Examples of successful open community standards, such as OpenAccess, are not just good open standards. These technologies are cited as ‘best-in-class’ standards that users find significantly better than the systems they replace. Since input for such standards comes from a wide variety of perspectives, the final system is more flexible and comprehensive than a system completely specified within a single company. These standards are also created in a process that prevents forking, thus promoting greater market acceptance and preventing market confusion.
Standards also enhance the movement and reproduction of best practices learned from other members, which further aids innovation. As an example, within the DFMC at Si2, it was a common practice for some members to place design intent tags on cells and wires, but a totally new concept to a few others. Those who had not taken this approach quickly recognized its value and produced sets of tags customized for their own design flows.
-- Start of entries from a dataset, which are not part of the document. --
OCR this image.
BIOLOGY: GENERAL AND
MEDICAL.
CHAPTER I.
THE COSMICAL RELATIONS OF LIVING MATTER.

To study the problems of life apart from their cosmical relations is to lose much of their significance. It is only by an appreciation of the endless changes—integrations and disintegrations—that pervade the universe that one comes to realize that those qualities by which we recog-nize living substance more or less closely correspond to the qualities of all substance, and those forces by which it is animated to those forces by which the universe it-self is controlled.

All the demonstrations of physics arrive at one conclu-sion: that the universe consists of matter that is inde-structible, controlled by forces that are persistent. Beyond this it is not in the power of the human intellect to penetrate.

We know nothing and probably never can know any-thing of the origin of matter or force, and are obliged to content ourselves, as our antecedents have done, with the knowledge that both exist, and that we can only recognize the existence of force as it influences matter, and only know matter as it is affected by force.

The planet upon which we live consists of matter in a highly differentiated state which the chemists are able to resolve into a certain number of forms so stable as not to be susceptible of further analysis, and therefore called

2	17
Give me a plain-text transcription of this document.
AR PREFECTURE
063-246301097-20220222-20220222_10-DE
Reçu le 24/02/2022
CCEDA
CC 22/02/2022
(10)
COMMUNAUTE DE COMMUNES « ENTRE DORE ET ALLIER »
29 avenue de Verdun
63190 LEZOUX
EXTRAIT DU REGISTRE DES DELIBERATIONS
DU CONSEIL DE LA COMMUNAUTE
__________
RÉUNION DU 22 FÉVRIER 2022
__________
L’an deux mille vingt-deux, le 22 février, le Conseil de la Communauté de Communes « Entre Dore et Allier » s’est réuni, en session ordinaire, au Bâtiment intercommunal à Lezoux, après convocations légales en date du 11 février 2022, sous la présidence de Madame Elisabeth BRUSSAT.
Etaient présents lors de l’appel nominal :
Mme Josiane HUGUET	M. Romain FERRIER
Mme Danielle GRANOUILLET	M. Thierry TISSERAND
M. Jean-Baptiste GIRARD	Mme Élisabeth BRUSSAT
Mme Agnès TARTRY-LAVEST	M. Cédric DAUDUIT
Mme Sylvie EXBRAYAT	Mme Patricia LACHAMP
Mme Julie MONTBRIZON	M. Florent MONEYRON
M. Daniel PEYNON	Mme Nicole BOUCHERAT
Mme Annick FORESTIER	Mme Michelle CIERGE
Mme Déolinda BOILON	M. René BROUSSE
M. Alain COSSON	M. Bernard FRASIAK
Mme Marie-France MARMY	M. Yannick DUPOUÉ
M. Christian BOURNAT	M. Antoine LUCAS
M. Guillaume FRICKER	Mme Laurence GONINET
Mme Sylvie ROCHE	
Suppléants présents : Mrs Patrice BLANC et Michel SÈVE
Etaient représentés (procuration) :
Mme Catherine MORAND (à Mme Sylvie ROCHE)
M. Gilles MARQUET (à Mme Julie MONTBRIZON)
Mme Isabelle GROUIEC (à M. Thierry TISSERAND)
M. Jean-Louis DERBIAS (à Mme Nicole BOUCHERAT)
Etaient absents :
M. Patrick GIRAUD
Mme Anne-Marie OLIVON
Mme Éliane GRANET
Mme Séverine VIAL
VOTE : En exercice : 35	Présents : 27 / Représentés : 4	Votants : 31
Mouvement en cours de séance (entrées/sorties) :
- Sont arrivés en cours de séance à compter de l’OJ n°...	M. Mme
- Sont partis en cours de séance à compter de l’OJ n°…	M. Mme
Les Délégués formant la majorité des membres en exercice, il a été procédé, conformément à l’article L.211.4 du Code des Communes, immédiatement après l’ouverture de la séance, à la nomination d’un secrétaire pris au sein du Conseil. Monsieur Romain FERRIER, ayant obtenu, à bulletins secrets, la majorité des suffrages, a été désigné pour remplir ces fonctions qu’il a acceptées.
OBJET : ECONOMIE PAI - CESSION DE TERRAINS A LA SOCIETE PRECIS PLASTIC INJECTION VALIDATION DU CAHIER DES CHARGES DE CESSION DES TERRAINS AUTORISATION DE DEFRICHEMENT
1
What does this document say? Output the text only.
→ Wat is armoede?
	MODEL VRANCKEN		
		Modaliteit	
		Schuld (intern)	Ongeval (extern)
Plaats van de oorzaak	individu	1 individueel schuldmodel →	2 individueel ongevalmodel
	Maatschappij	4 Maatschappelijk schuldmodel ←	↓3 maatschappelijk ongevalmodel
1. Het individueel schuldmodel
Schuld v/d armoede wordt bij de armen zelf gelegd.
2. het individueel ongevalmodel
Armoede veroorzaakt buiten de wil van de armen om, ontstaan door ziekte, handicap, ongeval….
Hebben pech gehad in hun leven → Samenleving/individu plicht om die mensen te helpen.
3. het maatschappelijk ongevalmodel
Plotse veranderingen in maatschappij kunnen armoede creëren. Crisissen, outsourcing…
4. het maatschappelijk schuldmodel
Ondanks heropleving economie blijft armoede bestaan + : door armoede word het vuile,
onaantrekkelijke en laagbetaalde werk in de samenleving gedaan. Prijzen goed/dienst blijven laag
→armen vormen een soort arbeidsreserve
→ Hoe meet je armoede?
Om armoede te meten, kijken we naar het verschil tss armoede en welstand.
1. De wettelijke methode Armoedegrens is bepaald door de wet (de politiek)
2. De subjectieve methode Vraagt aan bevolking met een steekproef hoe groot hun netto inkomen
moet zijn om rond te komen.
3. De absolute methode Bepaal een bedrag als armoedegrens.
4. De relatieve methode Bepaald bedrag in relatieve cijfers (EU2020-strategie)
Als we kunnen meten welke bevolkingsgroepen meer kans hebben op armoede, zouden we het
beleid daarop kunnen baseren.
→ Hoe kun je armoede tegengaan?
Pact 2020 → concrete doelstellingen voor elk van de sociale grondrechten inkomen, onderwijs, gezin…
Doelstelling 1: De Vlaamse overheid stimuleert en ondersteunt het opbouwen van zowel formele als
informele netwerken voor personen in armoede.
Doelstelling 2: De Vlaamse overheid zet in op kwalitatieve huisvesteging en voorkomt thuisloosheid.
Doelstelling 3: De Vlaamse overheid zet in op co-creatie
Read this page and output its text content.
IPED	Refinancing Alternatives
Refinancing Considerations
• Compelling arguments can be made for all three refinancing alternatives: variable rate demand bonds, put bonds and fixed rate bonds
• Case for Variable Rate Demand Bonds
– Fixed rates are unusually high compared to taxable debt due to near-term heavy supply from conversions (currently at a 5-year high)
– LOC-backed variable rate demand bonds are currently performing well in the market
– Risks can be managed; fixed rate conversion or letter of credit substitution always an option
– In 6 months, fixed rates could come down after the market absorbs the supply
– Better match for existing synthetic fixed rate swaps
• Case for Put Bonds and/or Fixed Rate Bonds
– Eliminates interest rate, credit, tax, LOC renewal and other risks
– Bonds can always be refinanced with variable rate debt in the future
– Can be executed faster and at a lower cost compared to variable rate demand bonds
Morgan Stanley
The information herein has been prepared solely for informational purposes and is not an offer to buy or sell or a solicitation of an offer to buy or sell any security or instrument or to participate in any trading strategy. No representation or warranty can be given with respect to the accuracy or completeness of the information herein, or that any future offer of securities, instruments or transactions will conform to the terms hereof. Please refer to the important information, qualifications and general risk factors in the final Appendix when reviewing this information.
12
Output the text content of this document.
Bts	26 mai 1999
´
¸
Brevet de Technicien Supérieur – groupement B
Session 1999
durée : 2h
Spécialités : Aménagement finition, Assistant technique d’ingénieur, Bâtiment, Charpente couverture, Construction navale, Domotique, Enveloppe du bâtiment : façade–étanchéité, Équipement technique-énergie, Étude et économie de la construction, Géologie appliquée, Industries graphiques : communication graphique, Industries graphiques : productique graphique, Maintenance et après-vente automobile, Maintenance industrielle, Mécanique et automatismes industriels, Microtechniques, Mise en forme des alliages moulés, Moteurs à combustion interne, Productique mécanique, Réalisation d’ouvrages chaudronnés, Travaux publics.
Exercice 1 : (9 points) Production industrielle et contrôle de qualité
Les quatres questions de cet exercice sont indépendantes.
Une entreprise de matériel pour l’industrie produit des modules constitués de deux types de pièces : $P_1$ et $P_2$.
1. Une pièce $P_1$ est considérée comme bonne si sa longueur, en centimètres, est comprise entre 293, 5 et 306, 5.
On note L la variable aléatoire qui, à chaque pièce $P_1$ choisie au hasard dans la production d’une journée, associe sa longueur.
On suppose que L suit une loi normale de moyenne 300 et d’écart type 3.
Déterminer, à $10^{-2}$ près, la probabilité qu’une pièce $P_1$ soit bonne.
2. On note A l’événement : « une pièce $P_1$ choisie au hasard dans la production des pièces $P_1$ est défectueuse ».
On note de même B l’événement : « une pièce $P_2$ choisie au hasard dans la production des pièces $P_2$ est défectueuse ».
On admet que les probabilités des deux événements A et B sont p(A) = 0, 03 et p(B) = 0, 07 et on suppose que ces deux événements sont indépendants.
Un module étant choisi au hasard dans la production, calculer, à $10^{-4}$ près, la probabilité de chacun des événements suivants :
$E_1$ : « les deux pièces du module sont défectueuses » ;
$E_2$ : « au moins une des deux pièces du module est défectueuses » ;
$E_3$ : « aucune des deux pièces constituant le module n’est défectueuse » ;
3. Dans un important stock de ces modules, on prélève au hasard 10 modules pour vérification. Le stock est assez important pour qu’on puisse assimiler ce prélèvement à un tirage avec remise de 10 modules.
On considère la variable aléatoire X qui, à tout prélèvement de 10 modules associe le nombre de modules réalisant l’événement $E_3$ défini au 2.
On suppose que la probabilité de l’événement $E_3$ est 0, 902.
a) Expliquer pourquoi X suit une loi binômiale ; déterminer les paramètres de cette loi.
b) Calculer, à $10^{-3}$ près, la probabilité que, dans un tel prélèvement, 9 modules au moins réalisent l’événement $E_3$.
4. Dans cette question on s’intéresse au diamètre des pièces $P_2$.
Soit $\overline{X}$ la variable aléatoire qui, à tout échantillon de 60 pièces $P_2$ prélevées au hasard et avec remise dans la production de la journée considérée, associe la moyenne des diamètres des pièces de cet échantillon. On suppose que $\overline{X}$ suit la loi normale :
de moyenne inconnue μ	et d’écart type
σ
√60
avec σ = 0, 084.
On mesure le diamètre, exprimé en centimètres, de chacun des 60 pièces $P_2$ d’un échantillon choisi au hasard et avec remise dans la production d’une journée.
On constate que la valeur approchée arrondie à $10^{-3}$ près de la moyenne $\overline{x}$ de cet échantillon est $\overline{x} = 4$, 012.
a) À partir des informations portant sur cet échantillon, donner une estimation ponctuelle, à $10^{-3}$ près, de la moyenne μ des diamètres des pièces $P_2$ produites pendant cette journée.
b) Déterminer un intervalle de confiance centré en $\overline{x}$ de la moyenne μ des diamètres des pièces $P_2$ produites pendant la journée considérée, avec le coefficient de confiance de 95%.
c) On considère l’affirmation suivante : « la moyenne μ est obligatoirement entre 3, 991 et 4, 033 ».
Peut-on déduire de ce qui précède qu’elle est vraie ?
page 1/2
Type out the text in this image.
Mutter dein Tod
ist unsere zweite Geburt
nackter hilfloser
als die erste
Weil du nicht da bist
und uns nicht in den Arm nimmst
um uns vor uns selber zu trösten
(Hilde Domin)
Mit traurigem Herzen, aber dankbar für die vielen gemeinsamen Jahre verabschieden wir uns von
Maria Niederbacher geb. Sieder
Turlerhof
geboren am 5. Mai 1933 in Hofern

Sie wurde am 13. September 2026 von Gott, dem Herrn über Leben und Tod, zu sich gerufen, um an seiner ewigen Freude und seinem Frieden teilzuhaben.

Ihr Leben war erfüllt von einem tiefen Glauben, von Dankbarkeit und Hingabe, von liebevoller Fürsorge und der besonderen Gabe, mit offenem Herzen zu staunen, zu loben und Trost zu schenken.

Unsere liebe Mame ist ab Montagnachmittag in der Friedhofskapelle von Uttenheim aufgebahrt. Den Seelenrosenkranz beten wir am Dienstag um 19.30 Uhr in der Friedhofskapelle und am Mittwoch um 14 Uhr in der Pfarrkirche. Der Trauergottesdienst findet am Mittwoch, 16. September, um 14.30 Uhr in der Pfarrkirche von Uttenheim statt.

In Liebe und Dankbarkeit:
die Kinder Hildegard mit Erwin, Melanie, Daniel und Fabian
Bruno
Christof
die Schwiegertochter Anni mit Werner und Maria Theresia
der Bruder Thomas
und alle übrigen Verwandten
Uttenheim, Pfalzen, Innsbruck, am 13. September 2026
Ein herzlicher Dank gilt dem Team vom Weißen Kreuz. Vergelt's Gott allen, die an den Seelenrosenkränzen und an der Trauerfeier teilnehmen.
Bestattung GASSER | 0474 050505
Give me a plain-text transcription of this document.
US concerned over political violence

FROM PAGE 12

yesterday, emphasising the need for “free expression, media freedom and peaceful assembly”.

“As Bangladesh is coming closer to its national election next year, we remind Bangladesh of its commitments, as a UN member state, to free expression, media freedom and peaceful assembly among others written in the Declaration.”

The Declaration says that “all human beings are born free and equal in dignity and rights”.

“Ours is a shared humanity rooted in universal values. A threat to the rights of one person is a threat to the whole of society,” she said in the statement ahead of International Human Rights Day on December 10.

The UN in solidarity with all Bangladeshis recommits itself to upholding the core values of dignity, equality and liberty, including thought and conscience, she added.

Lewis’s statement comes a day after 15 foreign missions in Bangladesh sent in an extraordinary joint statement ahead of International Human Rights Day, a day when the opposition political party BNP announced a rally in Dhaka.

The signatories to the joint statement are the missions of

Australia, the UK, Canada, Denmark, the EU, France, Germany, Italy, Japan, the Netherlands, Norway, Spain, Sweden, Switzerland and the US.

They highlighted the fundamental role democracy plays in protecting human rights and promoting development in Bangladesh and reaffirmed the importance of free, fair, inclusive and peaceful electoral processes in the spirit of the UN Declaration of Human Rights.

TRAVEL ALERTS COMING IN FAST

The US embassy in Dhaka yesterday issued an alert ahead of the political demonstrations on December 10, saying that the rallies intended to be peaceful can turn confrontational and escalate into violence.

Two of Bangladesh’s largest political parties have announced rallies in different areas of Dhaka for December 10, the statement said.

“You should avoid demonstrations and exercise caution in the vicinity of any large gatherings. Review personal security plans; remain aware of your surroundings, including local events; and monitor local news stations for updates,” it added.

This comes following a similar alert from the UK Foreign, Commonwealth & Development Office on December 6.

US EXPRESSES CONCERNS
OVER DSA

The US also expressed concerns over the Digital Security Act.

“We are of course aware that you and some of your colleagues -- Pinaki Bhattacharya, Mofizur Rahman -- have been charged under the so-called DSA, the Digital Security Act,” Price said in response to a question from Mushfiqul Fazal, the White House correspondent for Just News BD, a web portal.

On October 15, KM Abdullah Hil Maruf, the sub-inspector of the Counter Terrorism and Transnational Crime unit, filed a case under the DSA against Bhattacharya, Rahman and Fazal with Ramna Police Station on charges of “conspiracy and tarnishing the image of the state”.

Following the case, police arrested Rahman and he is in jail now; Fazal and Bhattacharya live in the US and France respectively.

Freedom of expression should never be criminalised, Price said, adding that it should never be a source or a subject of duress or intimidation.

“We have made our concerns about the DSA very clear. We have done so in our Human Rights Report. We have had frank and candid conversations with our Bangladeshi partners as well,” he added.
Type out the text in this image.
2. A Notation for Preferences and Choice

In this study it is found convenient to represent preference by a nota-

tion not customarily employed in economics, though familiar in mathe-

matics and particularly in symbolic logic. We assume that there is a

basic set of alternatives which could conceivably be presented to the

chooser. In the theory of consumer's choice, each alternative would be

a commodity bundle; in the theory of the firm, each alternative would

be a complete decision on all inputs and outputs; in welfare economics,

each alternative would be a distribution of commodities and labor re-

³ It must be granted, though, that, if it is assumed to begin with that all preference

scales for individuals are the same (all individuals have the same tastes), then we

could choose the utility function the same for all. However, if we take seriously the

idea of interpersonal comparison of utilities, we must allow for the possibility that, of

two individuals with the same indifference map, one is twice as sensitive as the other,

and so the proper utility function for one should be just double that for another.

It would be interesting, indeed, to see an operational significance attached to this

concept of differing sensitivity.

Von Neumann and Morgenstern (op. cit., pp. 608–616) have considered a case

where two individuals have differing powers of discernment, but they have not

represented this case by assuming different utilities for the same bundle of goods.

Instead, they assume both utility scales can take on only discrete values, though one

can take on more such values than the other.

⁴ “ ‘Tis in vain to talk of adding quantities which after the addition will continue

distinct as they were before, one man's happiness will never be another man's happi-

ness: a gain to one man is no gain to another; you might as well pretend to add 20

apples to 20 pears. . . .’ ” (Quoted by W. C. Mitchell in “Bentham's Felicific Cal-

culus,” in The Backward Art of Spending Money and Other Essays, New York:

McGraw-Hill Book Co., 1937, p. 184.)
The time is right for the industry to develop a DFM infrastructure that will support more thorough and interoperable data communications, enabling profitable transactions between design and manufacturing that achieve the need for global optimization.
The goals of Si2 and the members of the DFMC is to build open standards that realize this vision and then ensure that it can be quickly and safely adopted. It is critical to provide a safe legal framework that protects both the companies that collaborate on a standard and the end-users who adopt that standard.
Adoption of these open standards will lower the barrier to innovation and promote the acceptance of tools from startups. It will drive greater integration of best-in-class design capabilities from a variety of suppliers.